Levine proposes that parents encourage children to nurture their true potential, rather than pushing them to succeed in everything. This will make them more inclined to grow up as well-adjusted individuals who know themselves. Children thrive when they do something well and get a sense of accomplishment, not when they’re told they do everything well or are encouraged to be competitive in all areas. “Our kids are much more complex, interesting and unique than their grades, their SAT scores, or the colleges they ultimately attend,” Levine says.
Her book takes the reader through various stages of development – from the elementary school child who is excited about learning yet still sees the world as very black and white, to the middle school student who is learning to be more independent while balancing physical and emotional maturation, which are not always in sync, to the high school student who is building a sense of self in preparation for heading out into the world on his own.
At each stage, Levine offers tips to talk to your children, re-program the messages they get in the world that could be harmful and challenge them to become independent thinkers as they figure out who they are meant to be.
My Kind of Crazy, by Janine Crowley Haynes
Janine Crowley Haynes takes the reader inside her mind – one she freely describes as crazy.
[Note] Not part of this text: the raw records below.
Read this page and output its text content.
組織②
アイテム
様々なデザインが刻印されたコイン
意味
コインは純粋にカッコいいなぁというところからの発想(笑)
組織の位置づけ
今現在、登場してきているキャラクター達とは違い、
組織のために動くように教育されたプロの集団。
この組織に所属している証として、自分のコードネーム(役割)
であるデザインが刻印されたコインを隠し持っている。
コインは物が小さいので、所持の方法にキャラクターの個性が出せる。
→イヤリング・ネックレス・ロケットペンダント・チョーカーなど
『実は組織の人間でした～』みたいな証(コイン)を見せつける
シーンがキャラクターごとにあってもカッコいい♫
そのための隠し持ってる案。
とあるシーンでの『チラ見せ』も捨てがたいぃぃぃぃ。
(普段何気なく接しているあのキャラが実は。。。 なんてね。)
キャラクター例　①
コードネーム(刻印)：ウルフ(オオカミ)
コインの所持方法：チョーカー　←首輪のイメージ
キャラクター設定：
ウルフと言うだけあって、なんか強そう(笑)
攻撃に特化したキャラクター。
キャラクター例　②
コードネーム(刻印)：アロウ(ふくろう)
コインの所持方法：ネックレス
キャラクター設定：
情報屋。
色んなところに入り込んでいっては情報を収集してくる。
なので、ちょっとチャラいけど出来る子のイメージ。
In fact, she goes one step further and calls herself an expert on being crazy. She believes embracing that label, which many would view as a stigma, is what has actually allowed her to heal and spread the word that mental illness is just as serious, real and uncontrollable as physical ailments.
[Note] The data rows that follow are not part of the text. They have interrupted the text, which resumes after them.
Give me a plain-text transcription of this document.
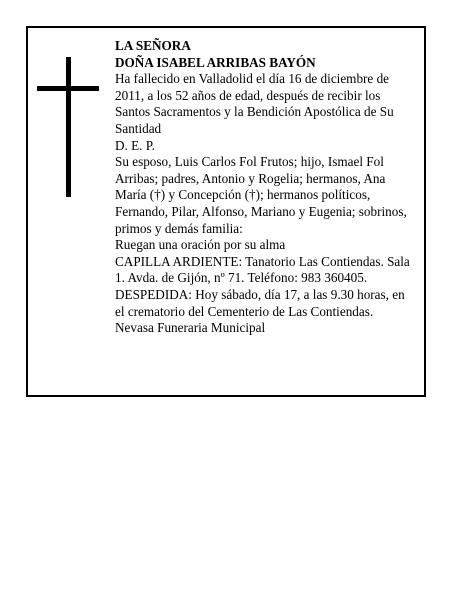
LA SEÑORA
DOÑA ISABEL ARRIBAS BAYÓN
Ha fallecido en Valladolid el día 16 de diciembre de 2011, a los 52 años de edad, después de recibir los Santos Sacramentos y la Bendición Apostólica de Su Santidad
D. E. P.
Su esposo, Luis Carlos Fol Frutos; hijo, Ismael Fol Arribas; padres, Antonio y Rogelia; hermanos, Ana María (†) y Concepción (†); hermanos políticos, Fernando, Pilar, Alfonso, Mariano y Eugenia; sobrinos, primos y demás familia:
Ruegan una oración por su alma
CAPILLA ARDIENTE: Tanatorio Las Contiendas. Sala 1. Avda. de Gijón, nº 71. Teléfono: 983 360405.
DESPEDIDA: Hoy sábado, día 17, a las 9.30 horas, en el crematorio del Cementerio de Las Contiendas.
Nevasa Funeraria Municipal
Throughout her tale, which takes the reader from her suicide attempt to her latest stay at an inpatient psychiatric treatment center, she manages to infuse humor into the serious topic of her bipolar disorder. Throughout the short book, she vacillates from mania – dancing and singing to entertain those who are also spending time in the psychiatric facility – to depression, whether in outlining her suicide attempt or describing her initial reticence to accept electroconvulsive therapy (ECT).
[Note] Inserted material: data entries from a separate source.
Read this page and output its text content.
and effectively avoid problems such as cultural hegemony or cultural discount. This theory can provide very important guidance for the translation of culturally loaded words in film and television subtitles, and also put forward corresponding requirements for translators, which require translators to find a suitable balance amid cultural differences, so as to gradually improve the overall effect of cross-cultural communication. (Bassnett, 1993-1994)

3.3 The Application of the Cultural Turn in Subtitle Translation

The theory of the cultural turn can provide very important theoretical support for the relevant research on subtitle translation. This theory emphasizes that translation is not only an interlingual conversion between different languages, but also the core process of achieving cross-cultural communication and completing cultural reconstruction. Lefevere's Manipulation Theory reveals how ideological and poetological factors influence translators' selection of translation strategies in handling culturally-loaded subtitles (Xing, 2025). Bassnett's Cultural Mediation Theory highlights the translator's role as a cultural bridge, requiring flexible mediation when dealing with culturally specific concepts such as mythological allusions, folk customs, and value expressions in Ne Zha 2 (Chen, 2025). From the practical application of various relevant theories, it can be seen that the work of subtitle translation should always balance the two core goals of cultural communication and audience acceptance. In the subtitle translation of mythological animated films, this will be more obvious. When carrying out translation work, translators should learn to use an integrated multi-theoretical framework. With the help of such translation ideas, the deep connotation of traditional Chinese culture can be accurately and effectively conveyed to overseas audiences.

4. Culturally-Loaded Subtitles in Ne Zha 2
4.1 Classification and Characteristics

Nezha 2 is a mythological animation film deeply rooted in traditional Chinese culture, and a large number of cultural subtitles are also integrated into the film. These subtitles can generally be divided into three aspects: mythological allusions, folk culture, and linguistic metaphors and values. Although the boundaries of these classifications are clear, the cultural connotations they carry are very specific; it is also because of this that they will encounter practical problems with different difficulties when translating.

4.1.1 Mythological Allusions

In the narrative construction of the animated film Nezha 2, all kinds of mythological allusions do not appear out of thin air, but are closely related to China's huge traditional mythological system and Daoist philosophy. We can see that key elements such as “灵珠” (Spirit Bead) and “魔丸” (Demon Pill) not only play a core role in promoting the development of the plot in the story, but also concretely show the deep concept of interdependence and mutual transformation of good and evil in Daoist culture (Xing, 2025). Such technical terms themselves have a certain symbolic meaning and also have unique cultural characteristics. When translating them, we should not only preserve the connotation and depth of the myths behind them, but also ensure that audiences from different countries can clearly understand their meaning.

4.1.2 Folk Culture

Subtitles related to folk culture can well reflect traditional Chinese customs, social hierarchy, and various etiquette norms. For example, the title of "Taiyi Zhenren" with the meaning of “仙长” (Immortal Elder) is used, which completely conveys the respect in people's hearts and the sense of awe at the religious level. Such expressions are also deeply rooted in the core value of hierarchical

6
She doesn’t hold back when outlining actions that most people would deem crazy. But it is this honesty that illustrates how she walks the line between sanity and mental illness every day, never quite sure when she might slip and fall into an even greater despair. Her descriptions of the other “crazy” patients and staff are vibrant and witty, but the reader is left wondering how much of her pithy writing is factual or borne of the illness ravaging her mind.
Anyone dealing with a family member with mental illness will appreciate the clarity Haynes provides in her story. Her husband, Larry, also weighs in on her illness, telling her at one point that her book needed to include more anecdotes to show exactly how crazy she is. He details all the instances when he was forced to step in to protect their son, Steven, from her. Steven, though obviously traumatized by his mother’s illness and suicide attempt, credits it for making him a stronger teenager.
Haynes herself reaches a point where she can say that she has gone through a “phenomenal rebirth” that allows her to better appreciate all that is good in her life and even embrace being crazy.